Despite numerous feature selection studies, there is still a lack of clinically validated and proven biomarkers for most cancers. Thus, the use of “correct” genes as knowledge for algorithm selection is subjective and we should choose these genes carefully. Sources of biological knowledge are abundant, but vary in terms of reliability. We consider a knowledge source to be reliable if genes (or the corresponding expressed proteins) from that source have been clinically validated as differentially expressed. The majority of knowledge is contained in the literature and roughly falls into four levels of reliability, adapted from a review of post-analysis validation methods by Chuaqui et al. [6]:

No biological validation. As the lowest level of reliability, this includes studies that develop feature selection algorithms and present the selected list of genes without a stringent interpretation of the biological results.
In silico validation.

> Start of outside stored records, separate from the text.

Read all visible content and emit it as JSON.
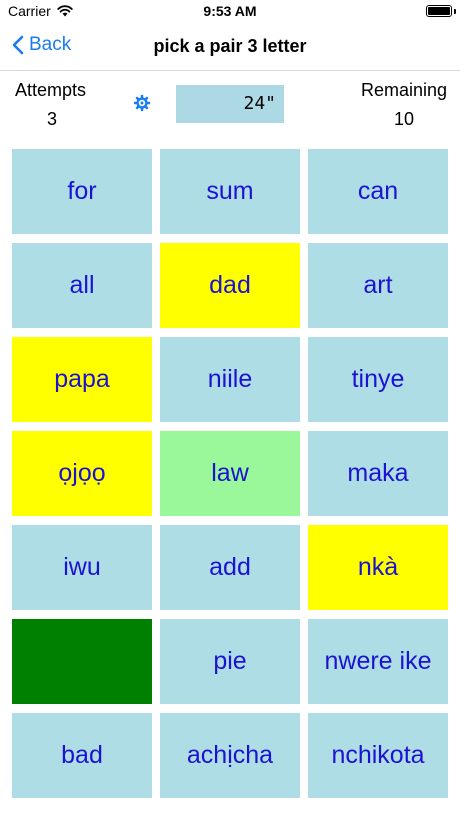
{
  "status": {
    "carrier": "Carrier",
    "time": "9:53 AM"
  },
  "nav": {
    "back_label": "Back",
    "title": "pick a pair 3 letter"
  },
  "stats": {
    "attempts_label": "Attempts",
    "attempts_value": "3",
    "remaining_label": "Remaining",
    "remaining_value": "10",
    "timer": "24\""
  },
  "colors": {
    "cell_default": "#afdde6",
    "cell_selected": "#ffff00",
    "cell_matched": "#9af79a",
    "cell_revealed": "#008000",
    "word_text": "#1c13d2",
    "accent": "#1a7cf0"
  },
  "cells": [
    {
      "word": "for",
      "state": "default"
    },
    {
      "word": "sum",
      "state": "default"
    },
    {
      "word": "can",
      "state": "default"
    },
    {
      "word": "all",
      "state": "default"
    },
    {
      "word": "dad",
      "state": "selected"
    },
    {
      "word": "art",
      "state": "default"
    },
    {
      "word": "papa",
      "state": "selected"
    },
    {
      "word": "niile",
      "state": "default"
    },
    {
      "word": "tinye",
      "state": "default"
    },
    {
      "word": "ọjọọ",
      "state": "selected"
    },
    {
      "word": "law",
      "state": "matched"
    },
    {
      "word": "maka",
      "state": "default"
    },
    {
      "word": "iwu",
      "state": "default"
    },
    {
      "word": "add",
      "state": "default"
    },
    {
      "word": "nkà",
      "state": "selected"
    },
    {
      "word": "",
      "state": "revealed"
    },
    {
      "word": "pie",
      "state": "default"
    },
    {
      "word": "nwere ike",
      "state": "default"
    },
    {
      "word": "bad",
      "state": "default"
    },
    {
      "word": "achịcha",
      "state": "default"
    },
    {
      "word": "nchikota",
      "state": "default"
    }
  ]
}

Also known as computational validation, these studies compare their feature selection results to the results of other studies. They may also identify Gene Ontology (GO) categories that are statistically overrepresented as a result of feature selection.
Same-sample validation. These studies validate their microarray experiments by performing additional assays on the same samples from which their microarrays were derived. These assays typically include quantitative real-time PCR (qRT-PCR) or northern analysis and serve to validate the technical reliability of the microarrays.
Independent or clinical validation. As the highest level of reliability, these studies validate the results of their microarray experiments using independent biological samples, usually from a clinical source. Independent validation ensures that the selected features are not a result of over-fitting. These validations often take the form of qRT-PCR and in situ hybridization (ISH) for RNA products, or immunohistochemistry (IHC) and western analysis for protein products.

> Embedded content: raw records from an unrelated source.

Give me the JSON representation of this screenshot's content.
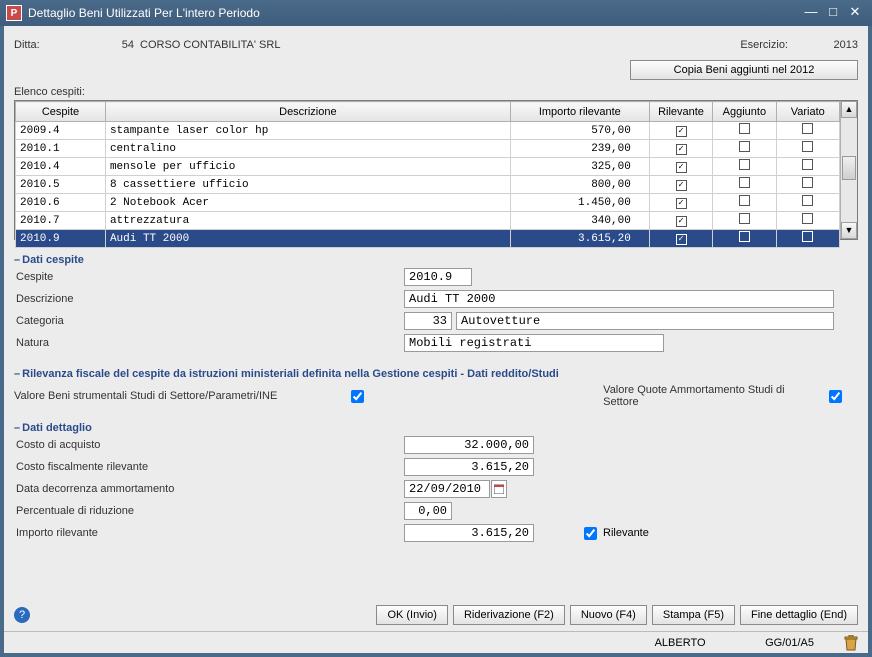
{
  "window": {
    "title": "Dettaglio Beni Utilizzati Per L'intero Periodo",
    "app_icon_letter": "P"
  },
  "header": {
    "ditta_label": "Ditta:",
    "ditta_num": "54",
    "ditta_name": "CORSO CONTABILITA' SRL",
    "esercizio_label": "Esercizio:",
    "esercizio_val": "2013",
    "copy_btn": "Copia Beni aggiunti nel 2012"
  },
  "elenco_label": "Elenco cespiti:",
  "grid": {
    "cols": {
      "cespite": "Cespite",
      "descrizione": "Descrizione",
      "importo": "Importo rilevante",
      "rilevante": "Rilevante",
      "aggiunto": "Aggiunto",
      "variato": "Variato"
    },
    "rows": [
      {
        "c": "2009.4",
        "d": "stampante laser color hp",
        "i": "570,00",
        "r": true,
        "a": false,
        "v": false,
        "sel": false
      },
      {
        "c": "2010.1",
        "d": "centralino",
        "i": "239,00",
        "r": true,
        "a": false,
        "v": false,
        "sel": false
      },
      {
        "c": "2010.4",
        "d": "mensole per ufficio",
        "i": "325,00",
        "r": true,
        "a": false,
        "v": false,
        "sel": false
      },
      {
        "c": "2010.5",
        "d": "8 cassettiere ufficio",
        "i": "800,00",
        "r": true,
        "a": false,
        "v": false,
        "sel": false
      },
      {
        "c": "2010.6",
        "d": "2 Notebook Acer",
        "i": "1.450,00",
        "r": true,
        "a": false,
        "v": false,
        "sel": false
      },
      {
        "c": "2010.7",
        "d": "attrezzatura",
        "i": "340,00",
        "r": true,
        "a": false,
        "v": false,
        "sel": false
      },
      {
        "c": "2010.9",
        "d": "Audi TT 2000",
        "i": "3.615,20",
        "r": true,
        "a": false,
        "v": false,
        "sel": true
      }
    ]
  },
  "sections": {
    "dati_cespite": "Dati cespite",
    "rilevanza": "Rilevanza fiscale del cespite da istruzioni ministeriali definita nella Gestione cespiti - Dati reddito/Studi",
    "dati_dettaglio": "Dati dettaglio"
  },
  "form": {
    "cespite_lbl": "Cespite",
    "cespite_val": "2010.9",
    "descr_lbl": "Descrizione",
    "descr_val": "Audi TT 2000",
    "categ_lbl": "Categoria",
    "categ_num": "33",
    "categ_val": "Autovetture",
    "natura_lbl": "Natura",
    "natura_val": "Mobili registrati",
    "val_beni_lbl": "Valore Beni strumentali Studi di Settore/Parametri/INE",
    "val_quote_lbl": "Valore Quote Ammortamento Studi di Settore",
    "costo_acq_lbl": "Costo di acquisto",
    "costo_acq_val": "32.000,00",
    "costo_fisc_lbl": "Costo fiscalmente rilevante",
    "costo_fisc_val": "3.615,20",
    "data_dec_lbl": "Data decorrenza ammortamento",
    "data_dec_val": "22/09/2010",
    "perc_rid_lbl": "Percentuale di riduzione",
    "perc_rid_val": "0,00",
    "imp_ril_lbl": "Importo rilevante",
    "imp_ril_val": "3.615,20",
    "rilevante_chk_lbl": "Rilevante"
  },
  "buttons": {
    "ok": "OK (Invio)",
    "rideriv": "Riderivazione (F2)",
    "nuovo": "Nuovo (F4)",
    "stampa": "Stampa (F5)",
    "fine": "Fine dettaglio (End)"
  },
  "status": {
    "user": "ALBERTO",
    "loc": "GG/01/A5"
  }
}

Despite frequent disagreement between qRT-PCR and microarray results, qRT- PCR is the most common method for validation of differentially expressed genes. Genes with large fold-change in microarray data are consistently correlated with qRT-PCR while those with smaller fold change are more susceptible to technical variability [7]. The detection of differentially expressed genes is generally reproducible across several microarray platforms [8]. However, in light of a recent study illustrating the pervasiveness of technical artifacts in microarray data [9], we only consider a knowledge source reliable if it falls into category three or four.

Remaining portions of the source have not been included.